Lecture Notes for CS 325

The Implementation Process, 28 February 2000


  1. production - make the design a practical entity

  2. write code for other humans to read; they must acheive understanding

  3. code for testing and maintenance

  4. programming practice

    1. translate design into simple, clear code

    2. coding is language independent

    3. approaching the design hierarchy

      1. top-down vs. bottom up implementation

      2. design need not dictate implementation

      3. incremental build and test

      4. top-down and bottom-up testing are different

      5. poor design (ill structured, incomplete) leads to a top-down implementation (design in code).

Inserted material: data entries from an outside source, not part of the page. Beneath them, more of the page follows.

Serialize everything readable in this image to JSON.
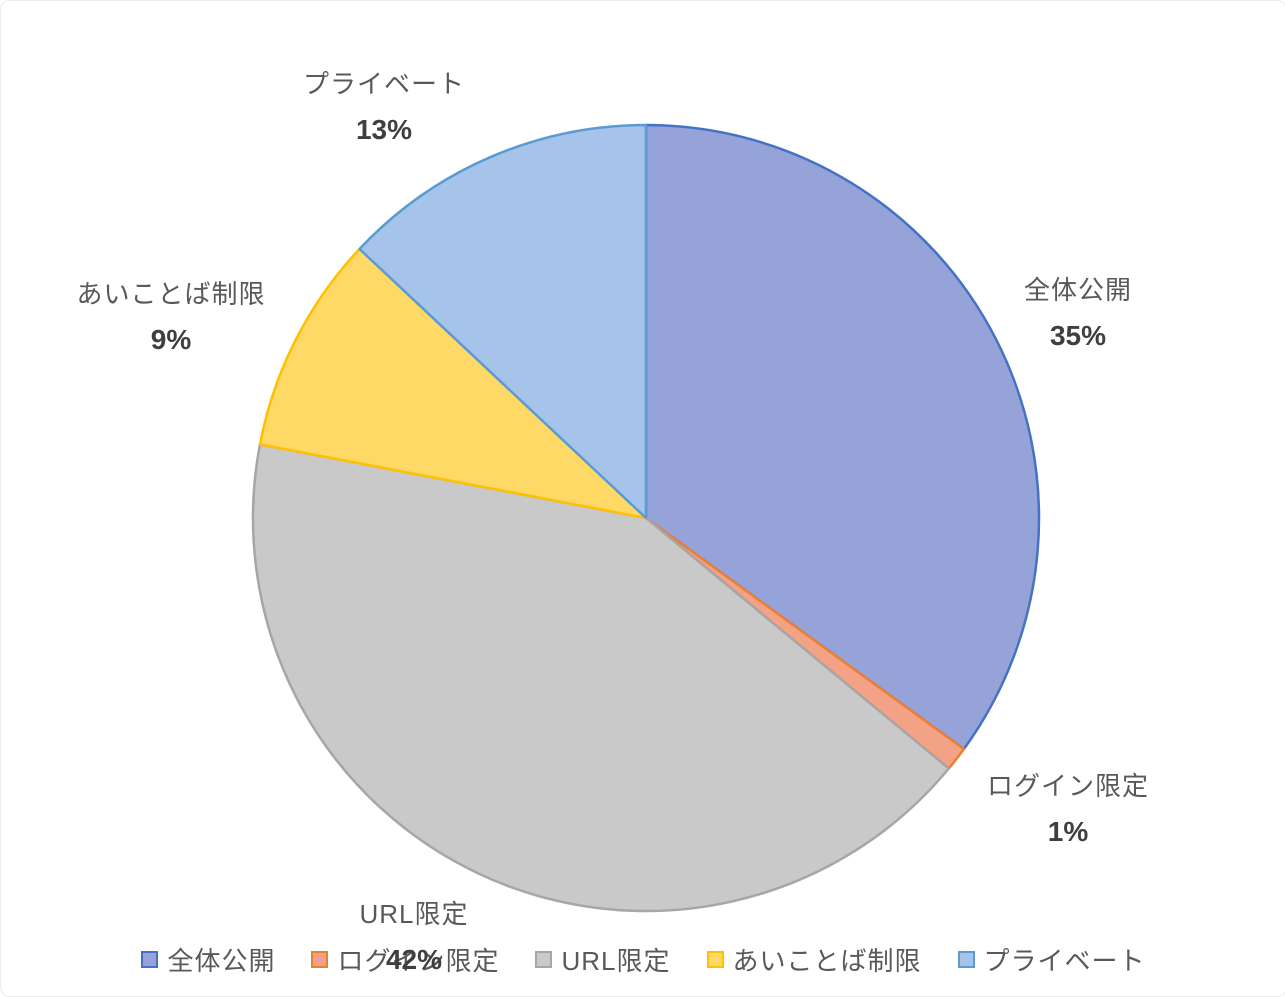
{
  "chart_data": {
    "type": "pie",
    "title": "",
    "start_angle_deg": 0,
    "direction": "clockwise",
    "legend_position": "bottom",
    "label_color": "#595959",
    "background_color": "#ffffff",
    "slices": [
      {
        "label": "全体公開",
        "value": 35,
        "pct_label": "35%",
        "fill": "#96A3D9",
        "border": "#4472C4"
      },
      {
        "label": "ログイン限定",
        "value": 1,
        "pct_label": "1%",
        "fill": "#F4A285",
        "border": "#ED7D31"
      },
      {
        "label": "URL限定",
        "value": 42,
        "pct_label": "42%",
        "fill": "#C9C9C9",
        "border": "#A6A6A6"
      },
      {
        "label": "あいことば制限",
        "value": 9,
        "pct_label": "9%",
        "fill": "#FFD966",
        "border": "#FFC000"
      },
      {
        "label": "プライベート",
        "value": 13,
        "pct_label": "13%",
        "fill": "#A6C4E9",
        "border": "#5B9BD5"
      }
    ]
  }
}
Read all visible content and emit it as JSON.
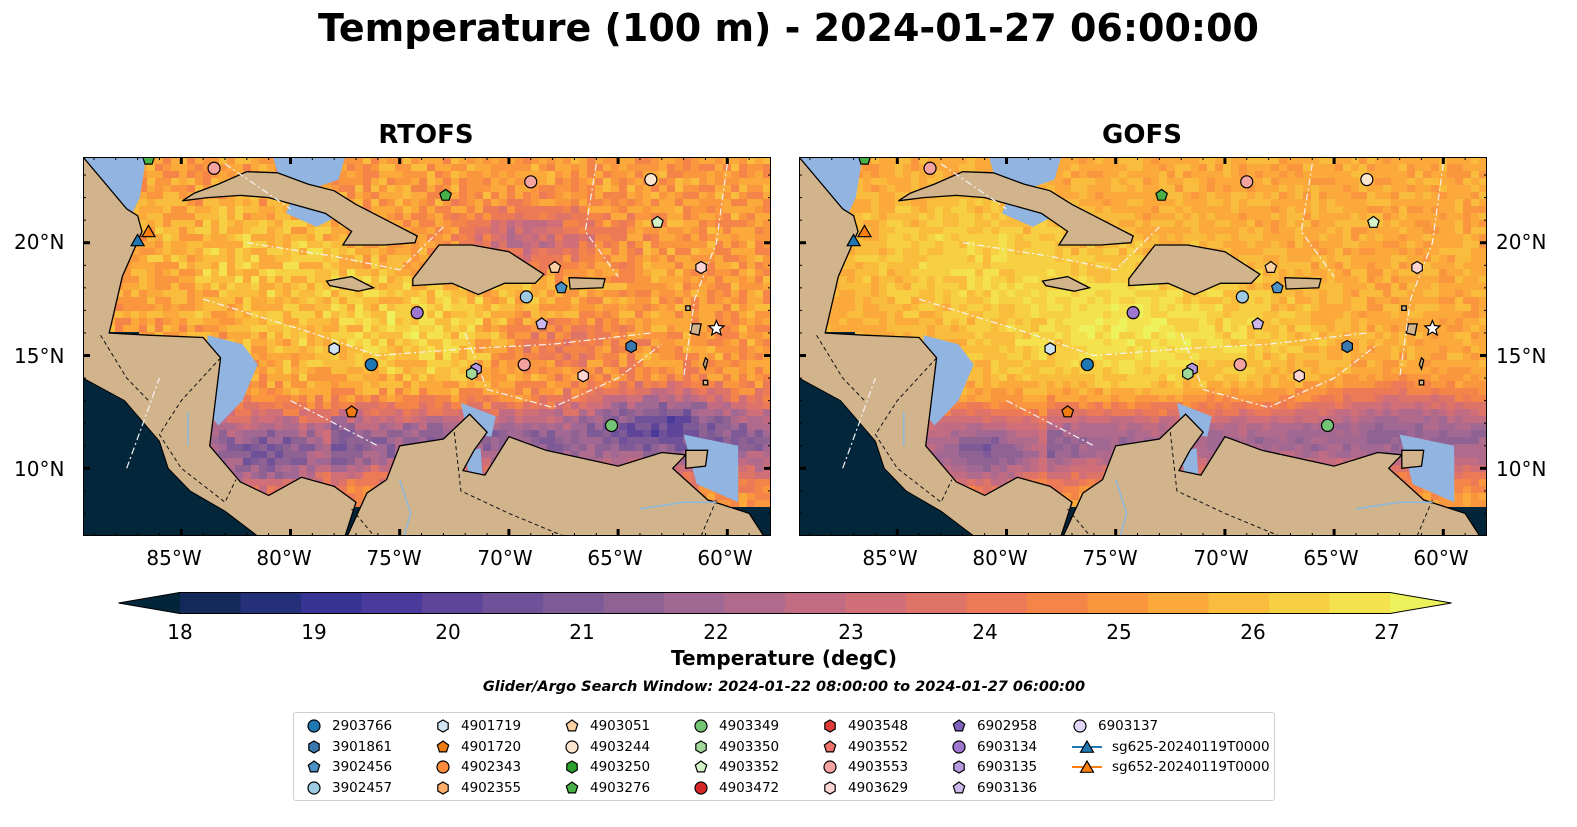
{
  "title": "Temperature (100 m) - 2024-01-27 06:00:00",
  "panels": [
    {
      "id": "rtofs",
      "title": "RTOFS"
    },
    {
      "id": "gofs",
      "title": "GOFS"
    }
  ],
  "lat_labels": [
    "20°N",
    "15°N",
    "10°N"
  ],
  "lon_labels": [
    "85°W",
    "80°W",
    "75°W",
    "70°W",
    "65°W",
    "60°W"
  ],
  "extent": {
    "lon": [
      -89.5,
      -58.0
    ],
    "lat": [
      7.0,
      23.8
    ]
  },
  "colorbar": {
    "label": "Temperature (degC)",
    "ticks": [
      "18",
      "19",
      "20",
      "21",
      "22",
      "23",
      "24",
      "25",
      "26",
      "27"
    ],
    "range": [
      18,
      27
    ],
    "colors": [
      "#03253a",
      "#13295a",
      "#25307a",
      "#383493",
      "#4a3a9c",
      "#5e4599",
      "#6e5198",
      "#7e5b96",
      "#8f6294",
      "#a06893",
      "#b06a8c",
      "#c16c83",
      "#d06f78",
      "#de7368",
      "#ec7a57",
      "#f58448",
      "#f9963e",
      "#faa93a",
      "#f9bc3d",
      "#f7cf43",
      "#f3e24d",
      "#edf25c"
    ]
  },
  "search_window": "Glider/Argo Search Window: 2024-01-22 08:00:00 to 2024-01-27 06:00:00",
  "legend": [
    {
      "name": "2903766",
      "marker": "circle",
      "color": "#1f77b4"
    },
    {
      "name": "3901861",
      "marker": "hexagon",
      "color": "#3a78b0"
    },
    {
      "name": "3902456",
      "marker": "pentagon",
      "color": "#4a92c6"
    },
    {
      "name": "3902457",
      "marker": "circle",
      "color": "#9ecae1"
    },
    {
      "name": "4901719",
      "marker": "hexagon",
      "color": "#cfe3f1"
    },
    {
      "name": "4901720",
      "marker": "pentagon",
      "color": "#f07b12"
    },
    {
      "name": "4902343",
      "marker": "circle",
      "color": "#fd8d3c"
    },
    {
      "name": "4902355",
      "marker": "hexagon",
      "color": "#fdae6b"
    },
    {
      "name": "4903051",
      "marker": "pentagon",
      "color": "#fdd0a2"
    },
    {
      "name": "4903244",
      "marker": "circle",
      "color": "#fde6ce"
    },
    {
      "name": "4903250",
      "marker": "hexagon",
      "color": "#2ca02c"
    },
    {
      "name": "4903276",
      "marker": "pentagon",
      "color": "#47b047"
    },
    {
      "name": "4903349",
      "marker": "circle",
      "color": "#74c476"
    },
    {
      "name": "4903350",
      "marker": "hexagon",
      "color": "#a1d99b"
    },
    {
      "name": "4903352",
      "marker": "pentagon",
      "color": "#d4f2c8"
    },
    {
      "name": "4903472",
      "marker": "circle",
      "color": "#d62728"
    },
    {
      "name": "4903548",
      "marker": "hexagon",
      "color": "#e0393a"
    },
    {
      "name": "4903552",
      "marker": "pentagon",
      "color": "#f0706a"
    },
    {
      "name": "4903553",
      "marker": "circle",
      "color": "#f4a3a0"
    },
    {
      "name": "4903629",
      "marker": "hexagon",
      "color": "#fcd5d3"
    },
    {
      "name": "6902958",
      "marker": "pentagon",
      "color": "#8060c0"
    },
    {
      "name": "6903134",
      "marker": "circle",
      "color": "#9e78d0"
    },
    {
      "name": "6903135",
      "marker": "hexagon",
      "color": "#b49ae0"
    },
    {
      "name": "6903136",
      "marker": "pentagon",
      "color": "#cdb8ee"
    },
    {
      "name": "6903137",
      "marker": "circle",
      "color": "#e2d4f6"
    },
    {
      "name": "sg625-20240119T0000",
      "marker": "triangle-line",
      "color": "#1f77b4"
    },
    {
      "name": "sg652-20240119T0000",
      "marker": "triangle-line",
      "color": "#ff7f0e"
    }
  ],
  "map_colors": {
    "land": "#d2b48c",
    "shelf": "#91b4e0",
    "coast": "#000000"
  },
  "platforms": [
    {
      "lon": -86.5,
      "lat": 23.7,
      "marker": "pentagon",
      "color": "#47b047"
    },
    {
      "lon": -83.5,
      "lat": 23.3,
      "marker": "circle",
      "color": "#f4a3a0"
    },
    {
      "lon": -72.9,
      "lat": 22.1,
      "marker": "pentagon",
      "color": "#47b047"
    },
    {
      "lon": -69.0,
      "lat": 22.7,
      "marker": "circle",
      "color": "#f4a3a0"
    },
    {
      "lon": -63.5,
      "lat": 22.8,
      "marker": "circle",
      "color": "#fde6ce"
    },
    {
      "lon": -63.2,
      "lat": 20.9,
      "marker": "pentagon",
      "color": "#d4f2c8"
    },
    {
      "lon": -67.9,
      "lat": 18.9,
      "marker": "pentagon",
      "color": "#fdd0a2"
    },
    {
      "lon": -67.6,
      "lat": 18.0,
      "marker": "pentagon",
      "color": "#4a92c6"
    },
    {
      "lon": -69.2,
      "lat": 17.6,
      "marker": "circle",
      "color": "#9ecae1"
    },
    {
      "lon": -61.2,
      "lat": 18.9,
      "marker": "hexagon",
      "color": "#fcd5d3"
    },
    {
      "lon": -74.2,
      "lat": 16.9,
      "marker": "circle",
      "color": "#9e78d0"
    },
    {
      "lon": -68.5,
      "lat": 16.4,
      "marker": "pentagon",
      "color": "#cdb8ee"
    },
    {
      "lon": -60.5,
      "lat": 16.2,
      "marker": "star",
      "color": "#ffffff"
    },
    {
      "lon": -78.0,
      "lat": 15.3,
      "marker": "hexagon",
      "color": "#cfe3f1"
    },
    {
      "lon": -64.4,
      "lat": 15.4,
      "marker": "hexagon",
      "color": "#3a78b0"
    },
    {
      "lon": -76.3,
      "lat": 14.6,
      "marker": "circle",
      "color": "#1f77b4"
    },
    {
      "lon": -71.5,
      "lat": 14.4,
      "marker": "hexagon",
      "color": "#b49ae0"
    },
    {
      "lon": -71.7,
      "lat": 14.2,
      "marker": "hexagon",
      "color": "#a1d99b"
    },
    {
      "lon": -69.3,
      "lat": 14.6,
      "marker": "circle",
      "color": "#f4a3a0"
    },
    {
      "lon": -66.6,
      "lat": 14.1,
      "marker": "hexagon",
      "color": "#fcd5d3"
    },
    {
      "lon": -77.2,
      "lat": 12.5,
      "marker": "pentagon",
      "color": "#f07b12"
    },
    {
      "lon": -65.3,
      "lat": 11.9,
      "marker": "circle",
      "color": "#74c476"
    },
    {
      "lon": -87.0,
      "lat": 20.1,
      "marker": "triangle",
      "color": "#1f77b4"
    },
    {
      "lon": -86.5,
      "lat": 20.5,
      "marker": "triangle",
      "color": "#ff7f0e"
    }
  ]
}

      6. layered designs lead to bottom-up implementation

      7. of course, you can do both

      8. local implementation increments vs. global requirements ones

  5. structured programming

    1. the object-oriented x of the 70s

    2. static and dynamic program structure

    3. discovering dynamic behavior from static structure

    4. structured programming makes dynamic behavior correspond to static structure

    5. single-entry, single-exit statements - if, loop, sequence

    6. simplified verification

    7. hierarchical linerization

    8. ease of understanding guides program structure

  6. information hiding

    1. data structures modeling problem and solution concepts

    2. only a limited number of operations make sense for a data structure

    3. hide the data structure, present the operations

      1. no direct data structure manipulation preserves integrity

      2. reduces coupling and improves maintenance

      3. hides data structure complexity

    4. selective direct access to data - read-only access

    5. language support via data abstractions

      1. some languages fake data abstractions better than others

    6. data abstraction is always useful, supported or not

  7. programming style

    1. programmers tend to do what they're told when given clear objectives

    2. general rules for writing code - standards from Taligent and gnu; standards for Java and C++

    3. descriptive names - hungarian notation, original and modified

    4. single entry, single exit control constructs

    5. few or no gotos

    6. hide information

    7. create descriptive types

    8. shallow nesting

    9. small modules

    10. simple module interfaces

    11. consistent and clear program layout

    12. avoid side effects

    13. deal with the unexpected

    14. the vexing comment

      1. no code comments, generally

      2. input-output oriented procedure comments

      3. high-level module comments

      4. follow local standards

      5. maintaining consistency between comments and code

    15. object-oriented code and the law of demeter

      1. procedural coding guidelines apply to method development

      2. additional guidelines to cover state and method interaction

      3. the law of demeter attempts to control inter-object complexity

        1. avoid non-parameter, non-instance objects

          1. globals, scope violators, and friends

        2. use only instance, parameter, local, global and recursive objects


This page last modified on 1 March 2000.